Marco Weissheimer – Carta Maior
Prática da democracia direta está em fase de implementação na capital da Venezuela. Experiência do OP em Porto Alegre serve como ponto de referência. O secretário geral do PT, Raul Pont, foi a Caracas falar sobre os fundamentos teóricos do OP. Em entrevista à Carta Maior, ele relata como anda esse processo.

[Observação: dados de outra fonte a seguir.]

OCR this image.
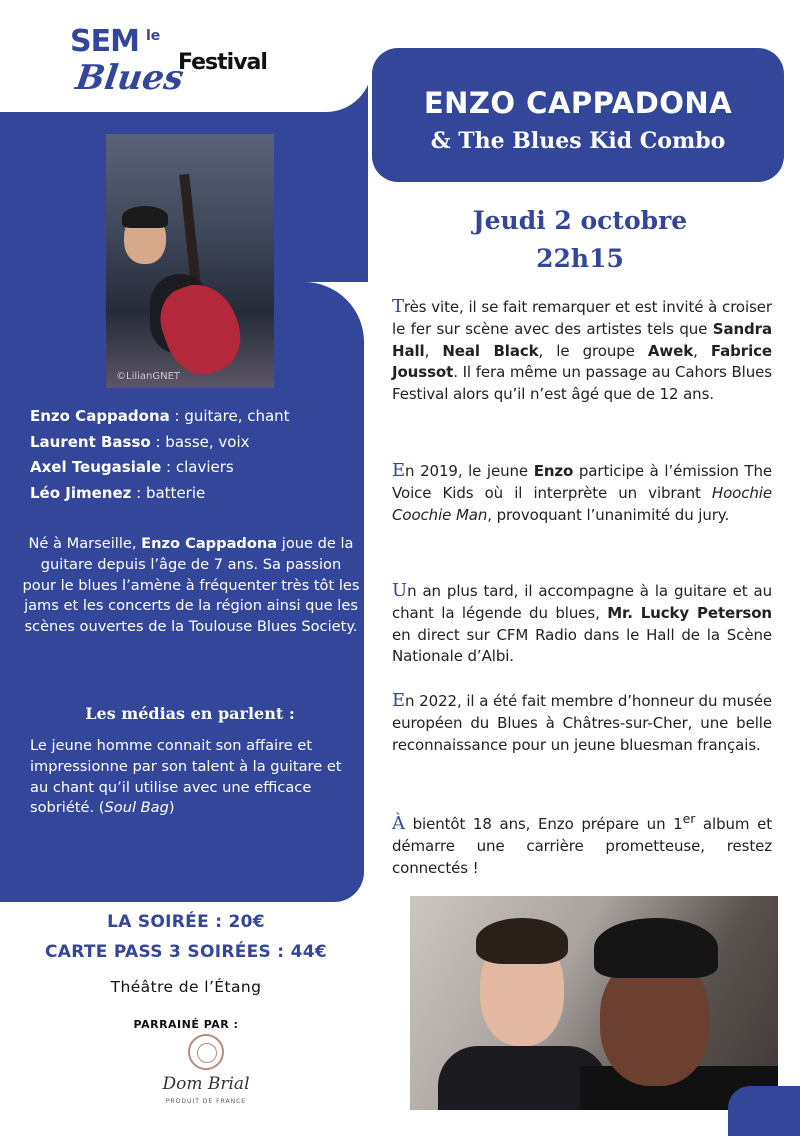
SEM le
Blues
Festival
©LilianGNET
Enzo Cappadona : guitare, chant
Laurent Basso : basse, voix
Axel Teugasiale : claviers
Léo Jimenez : batterie
Né à Marseille, Enzo Cappadona joue de la guitare depuis l’âge de 7 ans. Sa passion pour le blues l’amène à fréquenter très tôt les jams et les concerts de la région ainsi que les scènes ouvertes de la Toulouse Blues Society.
Les médias en parlent :
Le jeune homme connait son affaire et impressionne par son talent à la guitare et au chant qu’il utilise avec une efficace sobriété. (Soul Bag)
LA SOIRÉE : 20€
CARTE PASS 3 SOIRÉES : 44€
Théâtre de l’Étang
PARRAINÉ PAR :
Dom Brial
PRODUIT DE FRANCE
ENZO CAPPADONA
& The Blues Kid Combo
Jeudi 2 octobre
22h15
Très vite, il se fait remarquer et est invité à croiser le fer sur scène avec des artistes tels que Sandra Hall, Neal Black, le groupe Awek, Fabrice Joussot. Il fera même un passage au Cahors Blues Festival alors qu’il n’est âgé que de 12 ans.
En 2019, le jeune Enzo participe à l’émission The Voice Kids où il interprète un vibrant Hoochie Coochie Man, provoquant l’unanimité du jury.
Un an plus tard, il accompagne à la guitare et au chant la légende du blues, Mr. Lucky Peterson en direct sur CFM Radio dans le Hall de la Scène Nationale d’Albi.
En 2022, il a été fait membre d’honneur du musée européen du Blues à Châtres-sur-Cher, une belle reconnaissance pour un jeune bluesman français.
À bientôt 18 ans, Enzo prépare un 1er album et démarre une carrière prometteuse, restez connectés !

Porto Alegre – A experiência do Orçamento Participativo (OP), desenvolvida por administrações petistas no Brasil, está em vias de ser implantada em Caracas. O secretário geral do PT, Raul Pont, esteve recentemente na Venezuela, a convite do governo de Caracas, onde participou de um seminário sobre o OP, com a presença de mais de 500 pessoas, na Universidade Bolivariana. Acompanhado por seu assessor e ex-coordenador do Gabinete de Orçamento e Finanças do governo Olívio Dutra, Ubiratan de Souza, Pont falou sobre a experiência de implantação do OP em Porto Alegre e no Rio Grande do Sul, onde o instrumento de democracia participativa chegou a ser implementada em nível estadual. O ex-prefeito de Porto Alegre também teve uma audiência com o presidente Hugo Chávez, logo após participar de uma marcha popular de apoio à política externa venezuelana contra a ALCA e os presidentes Bush (EUA) e Fox (México).
Em entrevista à Carta Maior, Pont falou sobre o processo de implementação do OP na Venezuela e relatou alguns dos temas abordados em sua conversa com Chávez.
Carta Maior – Como nasceu essa conexão Porto Alegre-Caracas em torno do tema do Orçamento Participativo?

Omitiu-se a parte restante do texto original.